Московская сага. Поколение зимы - Василий Аксенов
Шрифт:
Интервал:
Закладка:
Вскочил Паоло, поднял рог над головой. На плечо Нины, сияющей и смущенной, как раз в подходящий момент сел попугай. В клюве у него был розовый билетик. Она развернула билетик и прочла вслух:
Тот человек, что вам дороже,Сейчас придет и вам поможет!
Весь стол расхохотался, все, конечно, стали кричать, что этот человек уже пришел, что он, конечно, такой девушке поможет... Нина смеялась вместе со всеми. Она была довольна, что попугай вдруг так удачно снизил застольные высокопарности, в которых у грузин нет ни потолка, ни предела. Поэты же хоть и смеялись – чувством юмора никто тут обделен не был, – а все-таки слегка досадовали, что сорвано такое велеречение. Поэтому, как только смех чуть-чуть стих, Паоло Яшвили не замедлил выступить, потрясая своим рогом:
– Принимая «алаверды» моего брата Тициана, друзья, я пользуюсь волей, что дает нам наша Вечная Родина, чтобы назвать Нашу Девушку...
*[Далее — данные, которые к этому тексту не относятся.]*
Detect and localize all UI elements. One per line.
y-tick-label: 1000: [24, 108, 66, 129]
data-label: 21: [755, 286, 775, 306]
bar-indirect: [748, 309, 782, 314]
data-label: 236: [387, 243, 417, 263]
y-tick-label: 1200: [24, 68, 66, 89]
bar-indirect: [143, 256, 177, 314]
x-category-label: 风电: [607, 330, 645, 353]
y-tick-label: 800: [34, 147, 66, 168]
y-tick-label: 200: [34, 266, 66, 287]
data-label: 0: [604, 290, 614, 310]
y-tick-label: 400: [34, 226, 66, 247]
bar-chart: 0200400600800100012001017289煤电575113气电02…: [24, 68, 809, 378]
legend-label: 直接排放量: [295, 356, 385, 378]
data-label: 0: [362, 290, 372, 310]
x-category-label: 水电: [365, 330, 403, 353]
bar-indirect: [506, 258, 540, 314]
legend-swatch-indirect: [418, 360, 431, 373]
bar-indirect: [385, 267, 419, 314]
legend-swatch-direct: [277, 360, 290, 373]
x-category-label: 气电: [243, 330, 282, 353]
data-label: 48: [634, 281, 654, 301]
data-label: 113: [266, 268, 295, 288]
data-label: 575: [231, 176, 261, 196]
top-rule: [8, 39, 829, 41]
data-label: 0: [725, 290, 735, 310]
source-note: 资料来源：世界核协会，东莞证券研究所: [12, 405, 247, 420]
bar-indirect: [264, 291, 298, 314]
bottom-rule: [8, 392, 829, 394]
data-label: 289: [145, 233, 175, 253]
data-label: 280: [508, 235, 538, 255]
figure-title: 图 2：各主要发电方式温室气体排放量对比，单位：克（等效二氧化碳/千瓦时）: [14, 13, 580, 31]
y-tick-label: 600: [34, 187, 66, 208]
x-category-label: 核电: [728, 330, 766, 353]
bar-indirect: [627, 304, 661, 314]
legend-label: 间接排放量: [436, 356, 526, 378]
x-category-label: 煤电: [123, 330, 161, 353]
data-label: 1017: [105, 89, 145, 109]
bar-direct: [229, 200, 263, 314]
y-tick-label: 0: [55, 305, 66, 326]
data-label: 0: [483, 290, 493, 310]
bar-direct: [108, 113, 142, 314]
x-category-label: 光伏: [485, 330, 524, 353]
В этот момент ритуал опять оборвался. На дальнем конце стола поднялся человек, взъерошенный и пьяный, поднялся, если можно так сказать о персоне, совсем обвисшей в своем богемном обличье. Нинин законный супруг, бывший лефовец, бывший имажинист, поэт, прокочевавший по всем мыслимым поэтическим группам двадцатых годов, Степа Калистратов. Вдруг, несмотря на обвислость, он зарокотал мощно, как когда-то с эстрады:
– Прошу прощения, можно без «алаверды»?.. Нельзя ли мужу Вашей Девушки сказать несколько слов? Эй вы, поэты! Вы дуете вино, шамаете шашлык, волочитесь за моей очаровательной паршивой женой, как будто все в порядке, как будто наш карнавал продолжается... А между тем – пиздец! Позор и мрак – вот наше будущее! Сережки Есенина уже нет! Володьки Маяковского уже нет! Рисунок звезд не в нашу пользу, братцы! И ваш покорный слуга Степа Калистратов еле жив!
Произнеся этот монолог и исчерпав, видно, все силы, Степан бухнулся на стул и совсем уже обвис в руках своего дружка Отари, второго племянника дяди Галактиона, существа на удивление томного и молчаливого, как олень.
Поэты, даром что грузины, не обиделись на Степана за нарушение ритуала застолья. Кто-то, правда, пробормотал: «Вот вам типичный русский скандал в благородном семействе». Кто-то тут же возразил: «Ах, оставьте, это просто лишь отрыжка футуризма, эпате...» Но большинство просто преисполнилось сочувствия: «Степан – страдающая душа! Он гений! Давайте выпьем за него!»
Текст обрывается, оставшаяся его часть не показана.